What is it about the airline industry that makes an entrepreneur's heart go of a flutter? Few people outside Houston ever grow up dreaming that they will one day start an oil company - though take note if your kid asks what the per-barrel price of East Texas crude will be when he's 21!

But running an airline is another thing altogether.

In the US dreams can become reality if one has the skill and money to back an operating plan. But of the hundreds of applications that the DOT receives for new start- ups, only a few actually make it into business. The others - with names like Family Airlines, Air 21 and Starship - are long on hope and short on practicality.

A prospectus for American Dream Airlines, for example, was recently mailed out by its Boston-based founder, who proposes transcontinental and transpacific services using Airbus widebody aircraft. The founder, who worked in the airline catering business, says certain details have yet to be worked out. Accessing Tokyo, for instance, may be difficult because 40 established airlines are in line to get into Narita airport, probably the most restrictive in the world.

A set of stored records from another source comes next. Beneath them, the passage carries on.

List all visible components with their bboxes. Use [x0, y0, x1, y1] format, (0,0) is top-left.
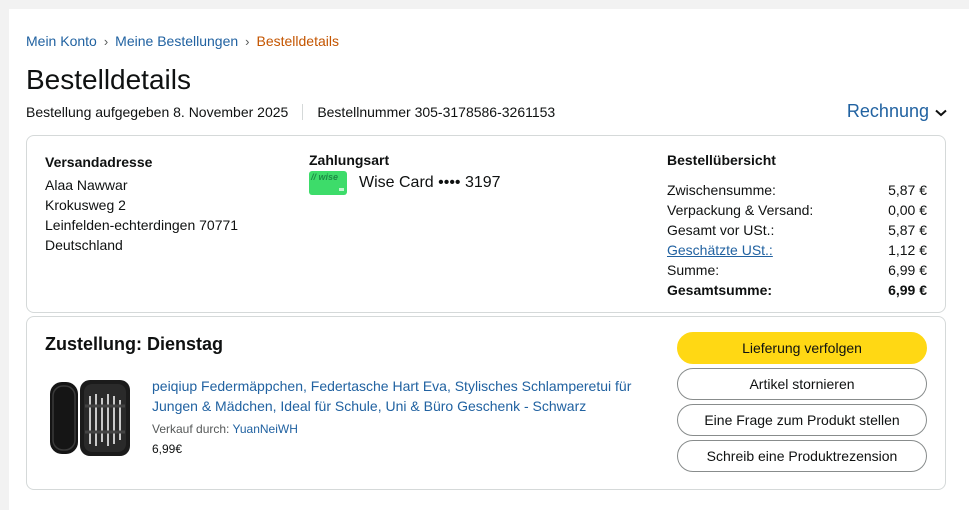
payment-method: Zahlungsart // wise Wise Card •••• 3197 — [309, 152, 501, 195]
sold-by-label: Verkauf durch: — [152, 422, 230, 436]
track-delivery-button[interactable]: Lieferung verfolgen — [677, 332, 927, 364]
write-review-button[interactable]: Schreib eine Produktrezension — [677, 440, 927, 472]
summary-label: Gesamt vor USt.: — [667, 222, 775, 238]
product-image[interactable] — [47, 376, 137, 460]
estimated-tax-link[interactable]: Geschätzte USt.: — [667, 240, 773, 260]
summary-value: 6,99 € — [888, 282, 927, 298]
address-line: Krokusweg 2 — [45, 197, 126, 213]
summary-label: Zwischensumme: — [667, 182, 776, 198]
product-title-link[interactable]: peiqiup Federmäppchen, Federtasche Hart … — [152, 376, 652, 416]
order-details-page: Mein Konto › Meine Bestellungen › Bestel… — [9, 9, 969, 510]
payment-header: Zahlungsart — [309, 152, 390, 168]
summary-label: Verpackung & Versand: — [667, 202, 814, 218]
summary-row-grand-total: Gesamtsumme: 6,99 € — [667, 280, 927, 300]
delivery-header: Zustellung: Dienstag — [45, 334, 224, 354]
summary-label: Summe: — [667, 262, 720, 278]
card-logo-text: // wise — [311, 172, 339, 182]
breadcrumb-current: Bestelldetails — [256, 33, 340, 49]
summary-value: 5,87 € — [888, 222, 927, 238]
order-date: Bestellung aufgegeben 8. November 2025 — [26, 104, 289, 120]
breadcrumb-separator: › — [245, 33, 250, 49]
summary-label: Gesamtsumme: — [667, 282, 773, 298]
summary-row-tax: Geschätzte USt.: 1,12 € — [667, 240, 927, 260]
delivery-box: Zustellung: Dienstag peiqiup Federmäppch… — [26, 316, 946, 490]
cancel-item-button[interactable]: Artikel stornieren — [677, 368, 927, 400]
breadcrumb-my-orders[interactable]: Meine Bestellungen — [115, 33, 238, 49]
address-line: Alaa Nawwar — [45, 177, 128, 193]
summary-row-subtotal: Zwischensumme: 5,87 € — [667, 180, 927, 200]
ask-question-button[interactable]: Eine Frage zum Produkt stellen — [677, 404, 927, 436]
order-summary: Bestellübersicht Zwischensumme: 5,87 € V… — [667, 152, 927, 300]
invoice-label: Rechnung — [846, 101, 929, 121]
breadcrumb-separator: › — [103, 33, 109, 49]
address-line: Deutschland — [45, 237, 123, 253]
product-info: peiqiup Federmäppchen, Federtasche Hart … — [152, 376, 652, 456]
seller-info: Verkauf durch: YuanNeiWH — [152, 422, 652, 436]
meta-divider — [302, 104, 304, 120]
page-title: Bestelldetails — [26, 64, 191, 95]
summary-row-pretax: Gesamt vor USt.: 5,87 € — [667, 220, 927, 240]
card-label: Wise Card •••• 3197 — [359, 174, 501, 191]
breadcrumb-my-account[interactable]: Mein Konto — [26, 33, 97, 49]
address-line: Leinfelden-echterdingen 70771 — [45, 217, 239, 233]
summary-header: Bestellübersicht — [667, 152, 776, 168]
shipping-header: Versandadresse — [45, 154, 153, 170]
summary-value: 5,87 € — [888, 182, 927, 198]
wise-card-icon: // wise — [309, 171, 347, 195]
summary-row-shipping: Verpackung & Versand: 0,00 € — [667, 200, 927, 220]
summary-row-sum: Summe: 6,99 € — [667, 260, 927, 280]
chevron-down-icon — [935, 101, 947, 122]
summary-value: 0,00 € — [888, 202, 927, 218]
product-price: 6,99€ — [152, 442, 183, 456]
order-meta: Bestellung aufgegeben 8. November 2025 B… — [26, 104, 555, 120]
order-number: Bestellnummer 305-3178586-3261153 — [317, 104, 556, 120]
breadcrumb: Mein Konto › Meine Bestellungen › Bestel… — [26, 33, 339, 49]
delivery-actions: Lieferung verfolgen Artikel stornieren E… — [677, 332, 927, 476]
invoice-dropdown[interactable]: Rechnung — [847, 101, 947, 122]
seller-link[interactable]: YuanNeiWH — [233, 422, 298, 436]
summary-value: 6,99 € — [888, 262, 927, 278]
shipping-address: Versandadresse Alaa Nawwar Krokusweg 2 L… — [45, 152, 238, 255]
order-info-box: Versandadresse Alaa Nawwar Krokusweg 2 L… — [26, 135, 946, 313]
summary-value: 1,12 € — [888, 242, 927, 258]
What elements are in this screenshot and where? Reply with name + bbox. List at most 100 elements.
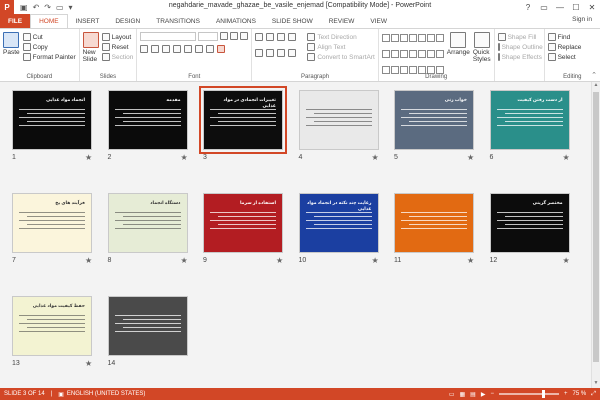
italic-icon[interactable]	[151, 45, 160, 53]
shape-icon[interactable]	[408, 50, 417, 58]
slide-thumbnail[interactable]: استفاده از سرما	[203, 193, 283, 253]
animation-indicator-icon[interactable]: ★	[181, 153, 188, 162]
section-button[interactable]: Section	[101, 52, 133, 62]
slide-thumbnail[interactable]: حفظ کیفیت مواد غذایی	[12, 296, 92, 356]
shape-icon[interactable]	[417, 34, 426, 42]
increase-font-icon[interactable]	[220, 32, 229, 40]
font-color-icon[interactable]	[217, 45, 226, 53]
underline-icon[interactable]	[162, 45, 171, 53]
ribbon-display-options-icon[interactable]: ▭	[536, 0, 552, 14]
tab-transitions[interactable]: TRANSITIONS	[148, 14, 208, 28]
shape-icon[interactable]	[381, 34, 390, 42]
layout-button[interactable]: Layout	[101, 32, 134, 42]
numbering-icon[interactable]	[266, 33, 275, 41]
shape-icon[interactable]	[399, 50, 408, 58]
animation-indicator-icon[interactable]: ★	[467, 256, 474, 265]
scroll-down-icon[interactable]: ▼	[592, 380, 600, 388]
tab-home[interactable]: HOME	[30, 14, 68, 28]
collapse-ribbon-icon[interactable]: ⌃	[591, 71, 597, 79]
justify-icon[interactable]	[288, 48, 297, 57]
save-icon[interactable]: ▣	[20, 3, 28, 12]
align-text-button[interactable]: Align Text	[307, 42, 374, 52]
strikethrough-icon[interactable]	[184, 45, 193, 53]
slide-thumbnail[interactable]: رعایت چند نکته در انجماد مواد غذایی	[298, 193, 379, 253]
start-from-beginning-icon[interactable]: ▭	[56, 3, 64, 12]
shape-icon[interactable]	[408, 34, 417, 42]
shadow-icon[interactable]	[173, 45, 182, 53]
scroll-thumb[interactable]	[593, 92, 599, 362]
slide-thumbnail[interactable]	[107, 296, 188, 356]
slide-thumbnail[interactable]: مقدمه	[107, 90, 188, 150]
fit-slide-icon[interactable]: ⤢	[591, 391, 596, 398]
slide-show-view-icon[interactable]: ▶	[481, 391, 486, 398]
shape-icon[interactable]	[408, 66, 417, 74]
shape-effects-button[interactable]: Shape Effects	[497, 52, 542, 62]
vertical-scrollbar[interactable]: ▲ ▼	[591, 82, 600, 388]
zoom-slider[interactable]	[498, 390, 559, 398]
normal-view-icon[interactable]: ▭	[449, 391, 455, 398]
shape-icon[interactable]	[426, 66, 435, 74]
close-icon[interactable]: ✕	[584, 0, 600, 14]
shape-icon[interactable]	[435, 50, 444, 58]
align-left-icon[interactable]	[255, 48, 264, 57]
shape-fill-button[interactable]: Shape Fill	[497, 32, 541, 42]
shape-icon[interactable]	[435, 34, 444, 42]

One should not be so arrogant as to dismiss anyone's vision out of hand, of course. After all, when the founders of the Atlanta-based startup carrier ValuJet first applied for an operator's licence, their application was summarily laughed out of DOT's certification office. It was a charter back then, but subsequently was remoulded into a scheduled carrier, certified, and after two years of operation has become the US's most profitable carrier relative to its size and revenues.